A nossa coragem tem de ser respaldada por uma atitude, primeiro, de ganhar a confiança e trabalhar com as IES para que elas percebam que estão na ilegalidade e queiram reverter esta situação, trabalhando connosco. É o que estamos a fazer desde que aqui chegámos. Demos um prazo. O ultimato está para finais de Setembro, para que as 14 IES nos entreguem os dossiers. Queremos que, em 2019, todos os cursos estejam legais. Até Dezembro, divulgaremos na comunicação social a lista de todas as IES que estão legais e os respectivos cursos.

E os estudantes que ficarem na rua?

Ninguém pode imputar ao Estado a responsabilidade por um comportamento arriscado, à margem da lei, de quem colocou os estudantes nesta situação.

Mas o Estado não tem alguma culpa, na medida em que deixou que os estudantes se matriculassem nessas IES ilegais?

O ministro Adão do Nascimento não mandou encerrar o instituto ‘São Francisco da Assis’?  E mandou encerrar outras que, apesar disso, continuam a funcionar. O que é que vamos fazer? Não vamos lá com um exército pôr cadeados nas portas. Isso não é que o se espera dum ministro. O ministro fez o que tinha a fazer, accionou a polícia e os tribunais, ponto final. Espera-se que a Justiça funcione. Caberá a estes estudantes accionarem processos em tribunal contra o promotor que os enganou.  

 

PROPINA NO ESTADO

O MESCTI já acautelou a questão do dinheiro para o ingresso de professores em 2019?

Quando temos a autorização do Presidente da República para abrir concurso, é com garantia de que vai haver massa salarial para uma quantidade de admissões. O MESCTI está a fazer o levantamento das necessidades, por instituição e por curso, e do salário que passarão a auferir aqueles que progredirem na carreira. Em função disso, vamos definir o que se poderá fazer para progressão na carreira e admissão de novos técnicos.

A possibilidade de encerramento de cursos, por insuficiência de docentes, como já aventou o reitor da UAN, está em cima da mesa?

É uma possibilidade real. Se não conseguimos cobrir as unidades curriculares com docentes, elas não vão funcionar. E, se não funcionam, os cursos não avançam. Então, o melhor é encerrar o curso.

Seria a favor de uma lei que instituísse propinas nas IES públicas?

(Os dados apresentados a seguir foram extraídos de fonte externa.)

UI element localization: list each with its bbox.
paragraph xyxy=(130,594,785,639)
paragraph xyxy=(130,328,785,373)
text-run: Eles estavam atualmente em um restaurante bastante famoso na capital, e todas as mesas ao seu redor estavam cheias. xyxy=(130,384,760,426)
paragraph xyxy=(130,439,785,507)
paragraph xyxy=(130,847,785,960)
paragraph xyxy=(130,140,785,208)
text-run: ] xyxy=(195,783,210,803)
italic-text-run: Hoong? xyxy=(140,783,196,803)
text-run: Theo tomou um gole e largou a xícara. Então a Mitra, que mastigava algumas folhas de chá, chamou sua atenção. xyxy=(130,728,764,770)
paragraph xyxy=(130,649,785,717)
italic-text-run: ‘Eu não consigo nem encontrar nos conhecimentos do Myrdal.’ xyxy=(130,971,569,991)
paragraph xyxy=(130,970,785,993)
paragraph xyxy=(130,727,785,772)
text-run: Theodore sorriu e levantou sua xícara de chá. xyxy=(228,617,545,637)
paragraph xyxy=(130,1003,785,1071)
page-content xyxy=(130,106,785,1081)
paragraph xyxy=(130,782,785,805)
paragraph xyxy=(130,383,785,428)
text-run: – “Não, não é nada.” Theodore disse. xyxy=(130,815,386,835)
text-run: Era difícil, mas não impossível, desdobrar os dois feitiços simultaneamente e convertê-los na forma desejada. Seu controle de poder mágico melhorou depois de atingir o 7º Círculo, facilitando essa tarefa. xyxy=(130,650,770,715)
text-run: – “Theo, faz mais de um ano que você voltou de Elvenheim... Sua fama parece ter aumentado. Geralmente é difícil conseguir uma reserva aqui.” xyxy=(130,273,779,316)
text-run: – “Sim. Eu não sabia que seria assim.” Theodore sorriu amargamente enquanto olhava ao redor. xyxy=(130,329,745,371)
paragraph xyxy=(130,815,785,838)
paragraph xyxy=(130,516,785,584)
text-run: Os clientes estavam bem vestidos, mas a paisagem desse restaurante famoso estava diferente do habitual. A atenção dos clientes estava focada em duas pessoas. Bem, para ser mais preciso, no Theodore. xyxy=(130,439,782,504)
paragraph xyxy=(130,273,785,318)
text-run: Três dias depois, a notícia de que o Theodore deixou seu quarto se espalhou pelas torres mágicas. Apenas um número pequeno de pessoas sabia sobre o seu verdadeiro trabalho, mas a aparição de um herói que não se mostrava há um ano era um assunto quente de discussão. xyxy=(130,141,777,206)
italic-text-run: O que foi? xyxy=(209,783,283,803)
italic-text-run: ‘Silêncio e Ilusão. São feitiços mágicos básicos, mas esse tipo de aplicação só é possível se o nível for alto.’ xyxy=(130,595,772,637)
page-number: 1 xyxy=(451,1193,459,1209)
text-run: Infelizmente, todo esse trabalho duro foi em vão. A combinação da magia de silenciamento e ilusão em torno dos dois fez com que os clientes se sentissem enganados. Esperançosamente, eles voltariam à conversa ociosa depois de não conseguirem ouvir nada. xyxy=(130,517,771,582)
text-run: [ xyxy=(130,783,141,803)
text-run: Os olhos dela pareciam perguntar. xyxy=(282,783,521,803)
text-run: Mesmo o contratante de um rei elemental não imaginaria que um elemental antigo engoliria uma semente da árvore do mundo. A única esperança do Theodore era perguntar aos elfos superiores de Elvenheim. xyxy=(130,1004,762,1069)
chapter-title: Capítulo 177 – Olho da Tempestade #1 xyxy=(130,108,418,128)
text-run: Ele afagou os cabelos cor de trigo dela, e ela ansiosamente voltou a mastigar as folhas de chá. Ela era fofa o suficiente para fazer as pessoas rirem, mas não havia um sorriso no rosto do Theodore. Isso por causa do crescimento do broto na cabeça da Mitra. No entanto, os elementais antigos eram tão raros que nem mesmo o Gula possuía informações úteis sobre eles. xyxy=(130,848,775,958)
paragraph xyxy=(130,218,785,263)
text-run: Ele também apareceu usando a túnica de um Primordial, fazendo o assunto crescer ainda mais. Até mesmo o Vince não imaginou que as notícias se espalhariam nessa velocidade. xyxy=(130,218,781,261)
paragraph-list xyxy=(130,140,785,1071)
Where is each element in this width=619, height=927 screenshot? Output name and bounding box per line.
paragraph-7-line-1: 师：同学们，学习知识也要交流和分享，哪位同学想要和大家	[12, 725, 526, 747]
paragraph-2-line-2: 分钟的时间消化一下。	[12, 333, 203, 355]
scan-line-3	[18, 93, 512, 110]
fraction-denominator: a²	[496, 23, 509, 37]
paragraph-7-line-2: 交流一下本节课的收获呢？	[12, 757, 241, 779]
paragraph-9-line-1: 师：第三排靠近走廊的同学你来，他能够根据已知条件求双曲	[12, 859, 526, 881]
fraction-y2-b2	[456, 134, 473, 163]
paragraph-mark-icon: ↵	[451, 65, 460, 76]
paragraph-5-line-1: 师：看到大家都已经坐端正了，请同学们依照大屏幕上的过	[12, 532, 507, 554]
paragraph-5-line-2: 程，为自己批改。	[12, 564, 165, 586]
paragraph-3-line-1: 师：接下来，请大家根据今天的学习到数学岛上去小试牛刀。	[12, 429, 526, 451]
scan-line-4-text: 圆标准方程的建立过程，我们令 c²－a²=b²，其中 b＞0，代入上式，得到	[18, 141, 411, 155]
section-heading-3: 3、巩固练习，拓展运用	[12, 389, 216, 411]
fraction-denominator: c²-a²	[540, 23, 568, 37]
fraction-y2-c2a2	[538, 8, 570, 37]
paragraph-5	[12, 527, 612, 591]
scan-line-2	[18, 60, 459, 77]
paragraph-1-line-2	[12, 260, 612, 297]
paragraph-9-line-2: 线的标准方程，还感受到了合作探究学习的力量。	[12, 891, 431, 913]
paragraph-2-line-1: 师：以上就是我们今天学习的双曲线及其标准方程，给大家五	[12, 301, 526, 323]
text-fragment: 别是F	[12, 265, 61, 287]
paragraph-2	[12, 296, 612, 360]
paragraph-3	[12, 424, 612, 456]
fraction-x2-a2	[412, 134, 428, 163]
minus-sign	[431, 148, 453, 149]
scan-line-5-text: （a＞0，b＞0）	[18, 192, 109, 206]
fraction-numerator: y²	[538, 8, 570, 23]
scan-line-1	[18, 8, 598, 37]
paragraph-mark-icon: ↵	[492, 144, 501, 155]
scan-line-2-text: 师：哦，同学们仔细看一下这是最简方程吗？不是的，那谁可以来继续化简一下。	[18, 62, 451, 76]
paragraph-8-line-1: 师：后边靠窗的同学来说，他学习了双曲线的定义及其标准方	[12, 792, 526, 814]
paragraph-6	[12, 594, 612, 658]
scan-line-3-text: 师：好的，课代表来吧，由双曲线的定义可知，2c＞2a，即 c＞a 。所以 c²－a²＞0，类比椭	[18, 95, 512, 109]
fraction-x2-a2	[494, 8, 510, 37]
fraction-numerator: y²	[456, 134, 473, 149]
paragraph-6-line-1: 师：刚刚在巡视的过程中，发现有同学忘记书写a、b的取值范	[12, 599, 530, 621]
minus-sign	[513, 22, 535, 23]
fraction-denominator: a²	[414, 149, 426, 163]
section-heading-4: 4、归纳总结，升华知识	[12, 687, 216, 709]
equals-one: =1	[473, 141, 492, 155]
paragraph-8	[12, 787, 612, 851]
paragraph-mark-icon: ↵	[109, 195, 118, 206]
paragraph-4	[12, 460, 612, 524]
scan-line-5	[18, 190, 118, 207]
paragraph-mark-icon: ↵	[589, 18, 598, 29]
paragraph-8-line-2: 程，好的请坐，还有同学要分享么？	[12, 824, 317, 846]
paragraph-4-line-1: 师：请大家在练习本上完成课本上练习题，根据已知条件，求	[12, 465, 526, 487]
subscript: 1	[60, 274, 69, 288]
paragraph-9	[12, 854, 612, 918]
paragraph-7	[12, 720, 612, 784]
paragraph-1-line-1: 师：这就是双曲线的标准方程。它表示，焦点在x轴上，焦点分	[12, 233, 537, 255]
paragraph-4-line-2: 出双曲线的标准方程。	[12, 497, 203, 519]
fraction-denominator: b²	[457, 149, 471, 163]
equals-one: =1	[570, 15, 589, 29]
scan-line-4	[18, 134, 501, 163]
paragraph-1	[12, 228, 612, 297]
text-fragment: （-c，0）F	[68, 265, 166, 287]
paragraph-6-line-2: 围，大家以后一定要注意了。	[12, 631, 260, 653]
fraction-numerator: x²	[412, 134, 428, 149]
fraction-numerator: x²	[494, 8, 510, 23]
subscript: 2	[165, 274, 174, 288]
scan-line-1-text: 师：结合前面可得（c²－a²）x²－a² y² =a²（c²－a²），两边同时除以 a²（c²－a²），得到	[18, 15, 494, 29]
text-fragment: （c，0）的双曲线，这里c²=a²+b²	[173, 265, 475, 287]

É prematuro e não levaria a lado nenhum estar a instituir propinas nas IES públicas. É politicamente incorrecto, na medida em que se sabe que a grande maioria dos nossos estudantes não têm condições de pagar propinas. Mesmo nas IES privadas, vamos desenvolver uma acção no sentido de, junto com a Associação das Instituições de Ensino Superior Privadas de Angola (AIESPA), Associação Angolana dos Direitos do Consumidor (AADIC) e o Ministério das Finanças, definir tectos máximos de propinas por áreas para que os gestores não façam definições arbitrárias. O próximo ano lectivo deverá arrancar já com os preços fixados. 

O Estado não tem qualquer programa para enquadrar os bolseiros assim que regressam…

Não é responsabilidade do MESCTI. A nossa função, através das bolsas do INAGBE, é formar e garantir que os cidadãos frequentam uma formação de qualidade e entregá-los à sociedade, que são os actores públicos, privados e individuais do mercado de trabalho. Mas é claro que precisamos de políticas de encaminhamento, inserção e, acima de tudo, de levantamento e conhecimento dos quadros. Saber quantos são, pois isso praticamente não existe.

 

Pedagogo interventivo  


Autor de 73 trabalhos publicados, dos quais cinco livros, 14 capítulos em livros, 13 artigos em revistas científicas e 41 comunicações em actas de eventos científicos, Eugénio Alves da Silva é professor há 42 anos, 35 dos quais dedicados ao ensino superior. É doutorado em Educação, na especialidade de Organização e Administração Escolar pela Universidade do Minho (Portugal), onde também já foi docente-investigador, além de ter sido também docente convidado na Universidade de Coimbra. Antigo docente da Universidade Agostinho Neto (UAN), Eugénio da Silva já leccionou também nos ISCED de Luanda e do Huambo, além de universidades e institutos superiores de Moçambique, Brasil e Timor Leste. Ocupa, desde Outubro de 2017, o cargo de secretário de Estado para o Ensino Superior.